I grew with Hercules Monochrome monitors (green on black), and that's always been a comfortable color scheme for me.
In my Turbo Pascal days, I began to have an affinity for white text over blue backgrounds.
I believe it was during the days of Windows 3.0 (1990) was when white backgrounds became the norm, and we've been stuck with that for over 3 decades. Not even the early X Windows programs had white backgrounds -- Mosaic and Netscape had grey backgrounds and muted chrome.
I think dark backgrounds evoke nostalgia (at least among some of us).
I'm still running black text on light grey as my primary colour scheme for text editing since AmigaDOS 2.0 in the 90s. Seriously.
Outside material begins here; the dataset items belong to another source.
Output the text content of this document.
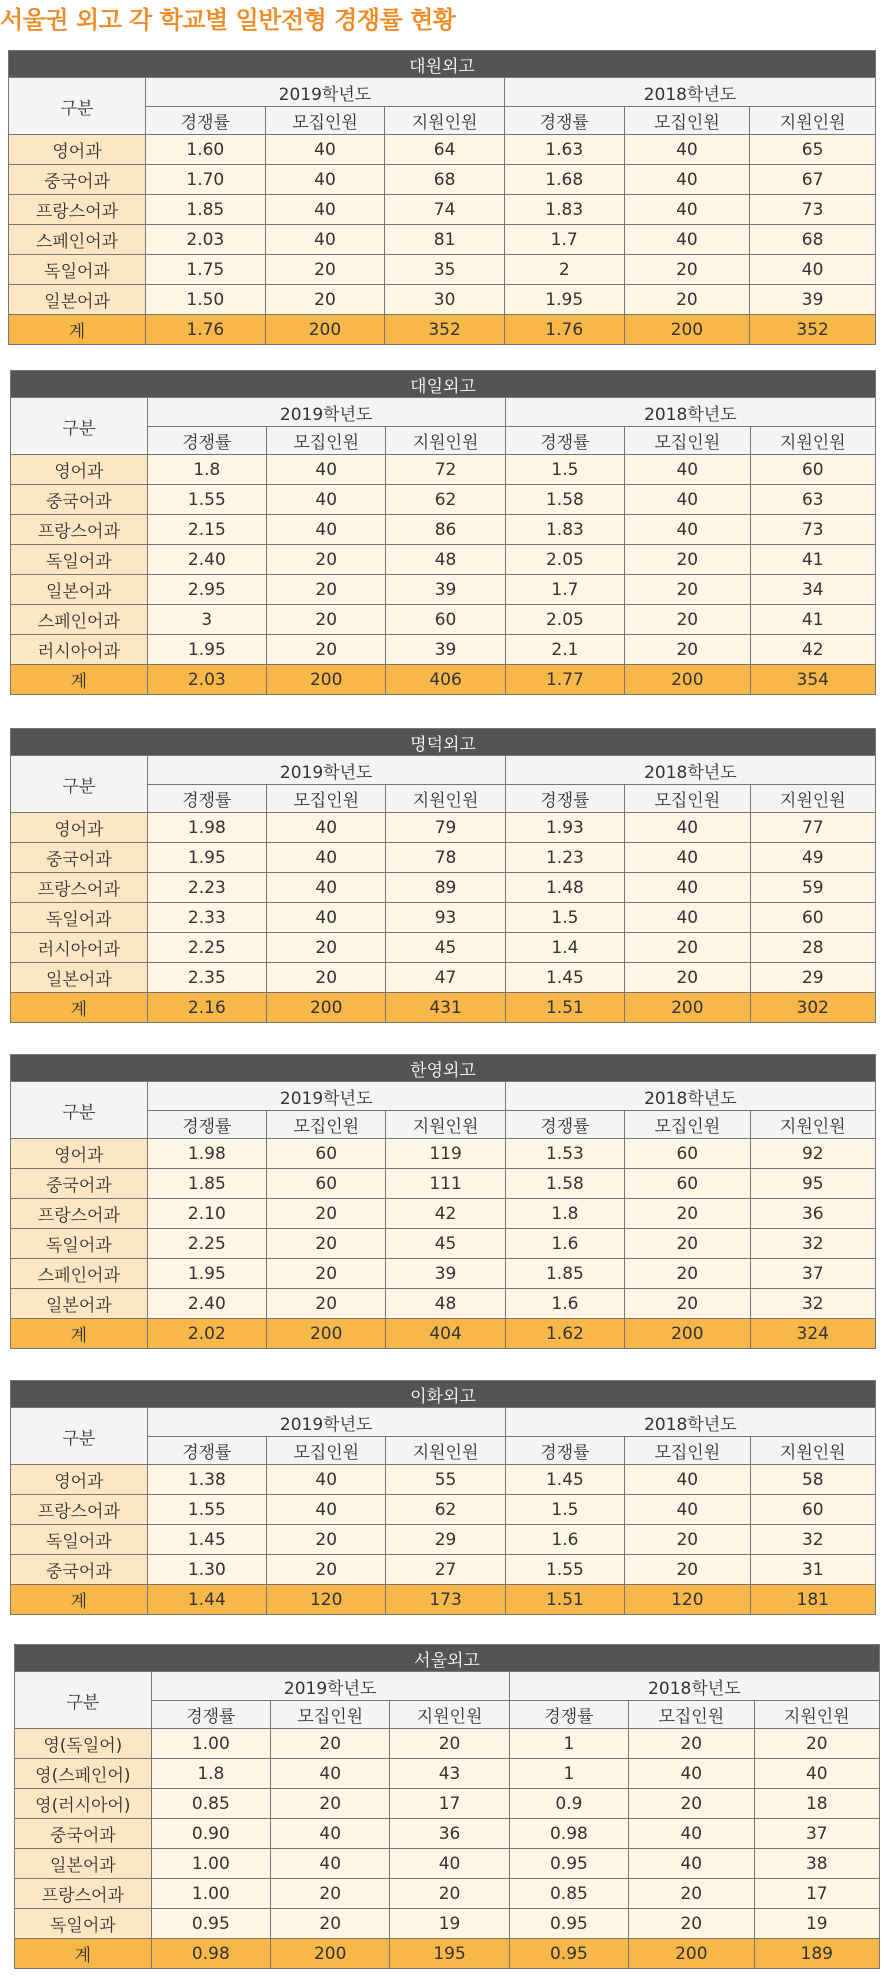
서울권 외고 각 학교별 일반전형 경쟁률 현황
대원외고						
구분	2019학년도			2018학년도		
	경쟁률	모집인원	지원인원	경쟁률	모집인원	지원인원
영어과	1.60	40	64	1.63	40	65
중국어과	1.70	40	68	1.68	40	67
프랑스어과	1.85	40	74	1.83	40	73
스페인어과	2.03	40	81	1.7	40	68
독일어과	1.75	20	35	2	20	40
일본어과	1.50	20	30	1.95	20	39
계	1.76	200	352	1.76	200	352
대일외고						
구분	2019학년도			2018학년도		
	경쟁률	모집인원	지원인원	경쟁률	모집인원	지원인원
영어과	1.8	40	72	1.5	40	60
중국어과	1.55	40	62	1.58	40	63
프랑스어과	2.15	40	86	1.83	40	73
독일어과	2.40	20	48	2.05	20	41
일본어과	2.95	20	39	1.7	20	34
스페인어과	3	20	60	2.05	20	41
러시아어과	1.95	20	39	2.1	20	42
계	2.03	200	406	1.77	200	354
명덕외고						
구분	2019학년도			2018학년도		
	경쟁률	모집인원	지원인원	경쟁률	모집인원	지원인원
영어과	1.98	40	79	1.93	40	77
중국어과	1.95	40	78	1.23	40	49
프랑스어과	2.23	40	89	1.48	40	59
독일어과	2.33	40	93	1.5	40	60
러시아어과	2.25	20	45	1.4	20	28
일본어과	2.35	20	47	1.45	20	29
계	2.16	200	431	1.51	200	302
한영외고						
구분	2019학년도			2018학년도		
	경쟁률	모집인원	지원인원	경쟁률	모집인원	지원인원
영어과	1.98	60	119	1.53	60	92
중국어과	1.85	60	111	1.58	60	95
프랑스어과	2.10	20	42	1.8	20	36
독일어과	2.25	20	45	1.6	20	32
스페인어과	1.95	20	39	1.85	20	37
일본어과	2.40	20	48	1.6	20	32
계	2.02	200	404	1.62	200	324
이화외고						
구분	2019학년도			2018학년도		
	경쟁률	모집인원	지원인원	경쟁률	모집인원	지원인원
영어과	1.38	40	55	1.45	40	58
프랑스어과	1.55	40	62	1.5	40	60
독일어과	1.45	20	29	1.6	20	32
중국어과	1.30	20	27	1.55	20	31
계	1.44	120	173	1.51	120	181
서울외고						
구분	2019학년도			2018학년도		
	경쟁률	모집인원	지원인원	경쟁률	모집인원	지원인원
영(독일어)	1.00	20	20	1	20	20
영(스페인어)	1.8	40	43	1	40	40
영(러시아어)	0.85	20	17	0.9	20	18
중국어과	0.90	40	36	0.98	40	37
일본어과	1.00	40	40	0.95	40	38
프랑스어과	1.00	20	20	0.85	20	17
독일어과	0.95	20	19	0.95	20	19
계	0.98	200	195	0.95	200	189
I've found that when reading articles or text I like dark text on a white background. So news apps are kept in light mode.
For development i like that darker themes allows me to see the syntax highlighting better. Plus my partner loves the "rainbow text" and knows when I'm working "matrix time" :)
I love this. My wife calls it "the black screens"
Same, but a problem nowadays is that if you have your OS in dark mode, some site designers detect this and serve you up dark CSS :-(
Really frustrating.
If I set my city manually then it works.
https://justgetflux.com/
Let's say you users draw diagrams with SVG and the background defaults to white. You make a dark mode. You can't easily fix the SVG. You can't just set the background to black. The SVG's dark colors won't be readable. You can't just set the dark colors to light colors as you have no idea what the diagram is trying to show. The best you can do is set all images to have a white background so any image with transparency is shown in the default but then you end up with large white rectangles on an otherwise dark page which is jarring.
I actually mostly like dark mode. My editors have used dark colors since the 80s. My terminal has been set to a dark color for as long as I can remember on any OS. But, maybe because of bad color choices, I can't focus on stackoverflow's dark mode at all. Maybe it's the blue on dark gray they picked. I don't know what it is but I can't read it.